I try to thank Ms. Adams and say goodbye, but she insists that I come back later, to see restaurant going full blast. "We might even give you something to eat," she says, playfully.
(Back at Kirkland, I skip the General Wong's chicken, the Indian-style potatoes and the tofu Thai noodles, and go straight for cereal.) When I return to Rialto at seven o'clock, the Pearl Jam that was playing earlier has given way to the sounds of a big band. And, in a way that reminds me of that scene in "The Shining," the place has been completely transformed. The bar is packed and the lively dining room gives off a warm glow. Meanwhile, back in the kitchen everyone's still busy at work, including Ms. Adams. Her hair is now up in a chopstick.

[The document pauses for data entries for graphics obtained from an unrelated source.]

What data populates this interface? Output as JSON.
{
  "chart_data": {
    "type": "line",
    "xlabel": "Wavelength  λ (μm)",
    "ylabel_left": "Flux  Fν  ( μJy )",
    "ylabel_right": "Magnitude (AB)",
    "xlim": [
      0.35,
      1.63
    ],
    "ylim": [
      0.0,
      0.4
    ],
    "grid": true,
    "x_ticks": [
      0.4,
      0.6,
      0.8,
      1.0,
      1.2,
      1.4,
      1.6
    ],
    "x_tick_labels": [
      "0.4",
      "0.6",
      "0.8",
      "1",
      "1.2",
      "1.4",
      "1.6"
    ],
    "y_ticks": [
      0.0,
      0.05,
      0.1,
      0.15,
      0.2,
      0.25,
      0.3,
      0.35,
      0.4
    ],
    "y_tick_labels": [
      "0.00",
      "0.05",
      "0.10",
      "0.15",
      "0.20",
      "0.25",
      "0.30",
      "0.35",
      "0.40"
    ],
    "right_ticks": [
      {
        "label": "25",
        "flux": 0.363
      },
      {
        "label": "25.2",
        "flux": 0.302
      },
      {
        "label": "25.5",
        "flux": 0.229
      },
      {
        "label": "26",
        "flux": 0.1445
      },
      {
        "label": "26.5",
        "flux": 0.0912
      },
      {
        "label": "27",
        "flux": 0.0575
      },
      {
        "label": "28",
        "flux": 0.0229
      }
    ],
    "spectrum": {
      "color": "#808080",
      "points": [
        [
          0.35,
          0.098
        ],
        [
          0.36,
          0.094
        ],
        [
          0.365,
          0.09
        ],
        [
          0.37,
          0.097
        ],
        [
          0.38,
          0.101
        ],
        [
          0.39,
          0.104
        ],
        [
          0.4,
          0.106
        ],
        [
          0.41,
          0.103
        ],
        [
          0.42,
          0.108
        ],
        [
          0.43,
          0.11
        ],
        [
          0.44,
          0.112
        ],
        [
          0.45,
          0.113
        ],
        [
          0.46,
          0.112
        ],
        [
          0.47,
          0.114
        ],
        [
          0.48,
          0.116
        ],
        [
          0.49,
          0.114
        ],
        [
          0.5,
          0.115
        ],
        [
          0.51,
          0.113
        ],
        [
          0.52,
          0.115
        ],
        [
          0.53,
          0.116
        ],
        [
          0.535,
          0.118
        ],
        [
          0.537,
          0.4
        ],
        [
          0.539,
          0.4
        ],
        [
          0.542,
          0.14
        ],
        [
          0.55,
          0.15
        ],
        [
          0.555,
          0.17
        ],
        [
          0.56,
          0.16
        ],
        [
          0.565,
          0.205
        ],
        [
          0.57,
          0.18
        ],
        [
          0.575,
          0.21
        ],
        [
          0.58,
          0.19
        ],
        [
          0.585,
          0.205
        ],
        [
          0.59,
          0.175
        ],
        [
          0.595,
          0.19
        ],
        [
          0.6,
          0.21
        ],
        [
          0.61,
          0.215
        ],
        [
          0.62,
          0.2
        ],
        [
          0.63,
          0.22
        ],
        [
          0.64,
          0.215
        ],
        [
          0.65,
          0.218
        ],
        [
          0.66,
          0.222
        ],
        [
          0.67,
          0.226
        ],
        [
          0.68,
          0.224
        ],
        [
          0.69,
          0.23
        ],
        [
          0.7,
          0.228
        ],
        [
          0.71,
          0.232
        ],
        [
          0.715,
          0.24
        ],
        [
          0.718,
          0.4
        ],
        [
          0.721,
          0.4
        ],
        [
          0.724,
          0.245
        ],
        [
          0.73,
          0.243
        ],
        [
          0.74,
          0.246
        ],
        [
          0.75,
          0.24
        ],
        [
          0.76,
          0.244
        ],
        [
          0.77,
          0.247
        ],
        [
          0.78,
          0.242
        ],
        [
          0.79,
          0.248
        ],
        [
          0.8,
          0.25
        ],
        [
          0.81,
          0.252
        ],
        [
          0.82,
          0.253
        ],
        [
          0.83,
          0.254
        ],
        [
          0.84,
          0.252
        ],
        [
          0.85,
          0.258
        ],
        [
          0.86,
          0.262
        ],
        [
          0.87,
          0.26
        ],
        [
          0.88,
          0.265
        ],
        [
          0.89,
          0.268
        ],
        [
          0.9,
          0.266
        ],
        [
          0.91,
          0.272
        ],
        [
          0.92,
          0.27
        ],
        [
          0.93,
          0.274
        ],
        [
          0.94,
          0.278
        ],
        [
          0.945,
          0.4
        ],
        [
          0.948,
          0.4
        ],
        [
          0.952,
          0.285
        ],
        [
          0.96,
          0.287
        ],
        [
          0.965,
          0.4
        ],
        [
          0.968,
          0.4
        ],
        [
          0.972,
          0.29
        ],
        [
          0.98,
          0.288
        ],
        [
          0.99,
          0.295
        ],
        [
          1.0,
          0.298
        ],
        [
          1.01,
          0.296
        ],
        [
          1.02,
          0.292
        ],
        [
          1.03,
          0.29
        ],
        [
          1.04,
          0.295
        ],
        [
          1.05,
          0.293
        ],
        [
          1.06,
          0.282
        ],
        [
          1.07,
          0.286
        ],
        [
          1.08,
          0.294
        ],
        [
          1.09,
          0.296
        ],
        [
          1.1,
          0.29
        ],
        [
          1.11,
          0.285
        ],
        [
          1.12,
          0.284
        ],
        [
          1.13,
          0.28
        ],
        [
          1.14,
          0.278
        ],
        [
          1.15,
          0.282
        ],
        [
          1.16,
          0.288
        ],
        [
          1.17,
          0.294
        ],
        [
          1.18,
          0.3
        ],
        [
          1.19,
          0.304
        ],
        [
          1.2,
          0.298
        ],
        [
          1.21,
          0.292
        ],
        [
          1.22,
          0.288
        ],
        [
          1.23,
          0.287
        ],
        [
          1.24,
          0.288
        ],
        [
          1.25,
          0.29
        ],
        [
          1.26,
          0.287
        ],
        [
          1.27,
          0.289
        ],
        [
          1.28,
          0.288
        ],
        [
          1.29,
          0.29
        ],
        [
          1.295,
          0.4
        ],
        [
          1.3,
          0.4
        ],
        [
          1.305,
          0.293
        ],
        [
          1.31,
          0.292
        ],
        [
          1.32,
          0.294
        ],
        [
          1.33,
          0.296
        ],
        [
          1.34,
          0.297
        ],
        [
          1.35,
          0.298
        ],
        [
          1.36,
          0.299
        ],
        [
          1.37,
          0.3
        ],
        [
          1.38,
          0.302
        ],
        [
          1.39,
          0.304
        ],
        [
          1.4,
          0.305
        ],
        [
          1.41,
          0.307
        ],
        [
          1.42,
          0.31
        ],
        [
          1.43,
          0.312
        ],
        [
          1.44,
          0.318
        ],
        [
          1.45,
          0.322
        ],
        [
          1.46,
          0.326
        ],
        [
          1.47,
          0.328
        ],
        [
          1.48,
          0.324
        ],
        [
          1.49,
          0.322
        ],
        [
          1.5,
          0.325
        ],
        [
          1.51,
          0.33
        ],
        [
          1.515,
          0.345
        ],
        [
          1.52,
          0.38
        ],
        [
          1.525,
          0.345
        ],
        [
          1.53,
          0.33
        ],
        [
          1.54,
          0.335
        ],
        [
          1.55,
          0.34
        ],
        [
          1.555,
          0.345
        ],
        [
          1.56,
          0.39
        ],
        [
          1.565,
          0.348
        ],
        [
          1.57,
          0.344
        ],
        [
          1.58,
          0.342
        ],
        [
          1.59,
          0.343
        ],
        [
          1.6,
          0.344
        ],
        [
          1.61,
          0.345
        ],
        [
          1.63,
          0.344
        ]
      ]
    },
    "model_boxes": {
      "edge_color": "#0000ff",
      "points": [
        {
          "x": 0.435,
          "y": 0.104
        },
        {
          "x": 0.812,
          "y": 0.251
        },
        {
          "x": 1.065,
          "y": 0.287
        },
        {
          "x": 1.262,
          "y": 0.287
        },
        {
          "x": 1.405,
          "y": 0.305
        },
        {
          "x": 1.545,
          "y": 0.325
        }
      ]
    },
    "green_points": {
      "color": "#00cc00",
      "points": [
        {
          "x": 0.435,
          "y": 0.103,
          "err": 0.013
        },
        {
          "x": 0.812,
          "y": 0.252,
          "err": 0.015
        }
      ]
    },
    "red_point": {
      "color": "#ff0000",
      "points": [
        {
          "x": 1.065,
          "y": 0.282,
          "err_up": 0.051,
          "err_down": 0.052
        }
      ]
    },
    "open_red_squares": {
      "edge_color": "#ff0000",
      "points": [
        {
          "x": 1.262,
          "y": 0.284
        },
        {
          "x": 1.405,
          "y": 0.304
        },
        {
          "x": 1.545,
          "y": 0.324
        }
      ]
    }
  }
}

For a good half hour I watch her negotiate the kitchen the same way a good editor works a newsroom: She offers input, answers questions and helps with the more tedious tasks. Most importantly, she takes a good hard look, at everything before it goes to press. Or, in this case, to the dining room. And more than once she does some editing--one dish is too dry, something else is too rare, and a third entree is just plain "bad."
Finally she asks me what I would like to eat, making good on her promise to let me sample the goods. I'm non-committal, so she prods, "Do you eat clams?" "Yes," I lie, and she puts in the order.
Clams, I'm afraid to report, have found themselves a new predator.
Dan S. Aibel '98 is a philosophy concentrator in Kirkland House. His column appears on alternate Tuesdays.
Behind the scenes at Cambridge's best restaurant.